Подходя к домику консульского отдела, я увидел на ступеньках стоявшего, прислонившись к косяку двери, незнакомца лет 25–27, среднего роста, с продолговатым лицом, высоким лбом, переходящим в заметные залысины, и узким подбородком.
– Этот, что ли, гринго? – спросил я.
Валерий кивнул:
– Посмотри его бумаги, может, что-нибудь тебя заинтересует. Ну а я побегу – у меня свидание в городе…
Валерий открыл дверь в приемную, пригласил посетителя, пропустил его в кабинет, представил меня как вице-консула, не называя фамилии, и удалился.

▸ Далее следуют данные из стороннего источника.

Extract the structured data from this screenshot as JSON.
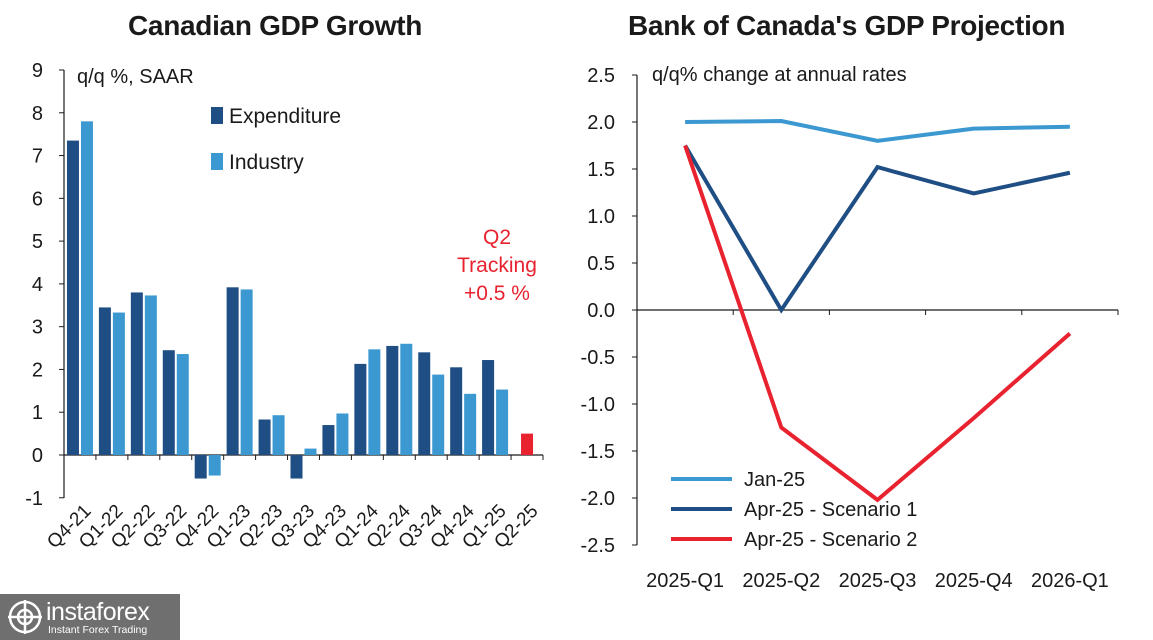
{
  "chart_data": [
    {
      "type": "bar",
      "title": "Canadian GDP Growth",
      "ylabel": "q/q %, SAAR",
      "ylim": [
        -1,
        9
      ],
      "yticks": [
        "-1",
        "0",
        "1",
        "2",
        "3",
        "4",
        "5",
        "6",
        "7",
        "8",
        "9"
      ],
      "categories": [
        "Q4-21",
        "Q1-22",
        "Q2-22",
        "Q3-22",
        "Q4-22",
        "Q1-23",
        "Q2-23",
        "Q3-23",
        "Q4-23",
        "Q1-24",
        "Q2-24",
        "Q3-24",
        "Q4-24",
        "Q1-25",
        "Q2-25"
      ],
      "series": [
        {
          "name": "Expenditure",
          "color": "#1f4e84",
          "values": [
            7.35,
            3.45,
            3.8,
            2.45,
            -0.55,
            3.92,
            0.83,
            -0.55,
            0.7,
            2.13,
            2.55,
            2.4,
            2.05,
            2.22,
            null
          ]
        },
        {
          "name": "Industry",
          "color": "#3c98d0",
          "values": [
            7.8,
            3.33,
            3.73,
            2.36,
            -0.48,
            3.87,
            0.93,
            0.15,
            0.97,
            2.47,
            2.6,
            1.88,
            1.43,
            1.53,
            null
          ]
        },
        {
          "name": "Q2 Tracking",
          "color": "#e8222f",
          "values": [
            null,
            null,
            null,
            null,
            null,
            null,
            null,
            null,
            null,
            null,
            null,
            null,
            null,
            null,
            0.5
          ]
        }
      ],
      "legend": "top-center",
      "annotation": {
        "lines": [
          "Q2",
          "Tracking",
          "+0.5 %"
        ],
        "color": "#e8222f"
      }
    },
    {
      "type": "line",
      "title": "Bank of Canada's GDP Projection",
      "ylabel": "q/q% change at annual rates",
      "ylim": [
        -2.5,
        2.5
      ],
      "yticks": [
        "-2.5",
        "-2.0",
        "-1.5",
        "-1.0",
        "-0.5",
        "0.0",
        "0.5",
        "1.0",
        "1.5",
        "2.0",
        "2.5"
      ],
      "categories": [
        "2025-Q1",
        "2025-Q2",
        "2025-Q3",
        "2025-Q4",
        "2026-Q1"
      ],
      "series": [
        {
          "name": "Jan-25",
          "color": "#3c98d0",
          "values": [
            2.0,
            2.01,
            1.8,
            1.93,
            1.95
          ]
        },
        {
          "name": "Apr-25 - Scenario 1",
          "color": "#1f4e84",
          "values": [
            1.75,
            0.0,
            1.52,
            1.24,
            1.46
          ]
        },
        {
          "name": "Apr-25 - Scenario 2",
          "color": "#e8222f",
          "values": [
            1.75,
            -1.25,
            -2.02,
            -1.15,
            -0.25
          ]
        }
      ],
      "legend": "bottom-left"
    }
  ],
  "watermark": {
    "name": "instaforex",
    "tagline": "Instant Forex Trading"
  }
}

Усадив посетителя за приставной столик, я начал с ним беседовать. Вначале мне показалось, что он находился в какой-то прострации, однако потом переключился на наш разговор, стал сосредоточенным, в облике появилась напряженность. Он заявил, что приехал в Мексику из США, чтобы просить выдать ему визу на въезд в СССР, что несколько лет назад проживал там, женился на советской гражданке и привез ее с ребенком в США, где они и находятся. Желание выехать в СССР объяснил тем, что в США подвергается постоянной слежке со стороны ФБР и преследованиям местных властей, что делает жизнь его семьи невыносимой. Он рассказывал с явным раздражением, которое затем перешло в сильное возбуждение, и произвел на меня впечатление взвинченного, неврастеничного человека.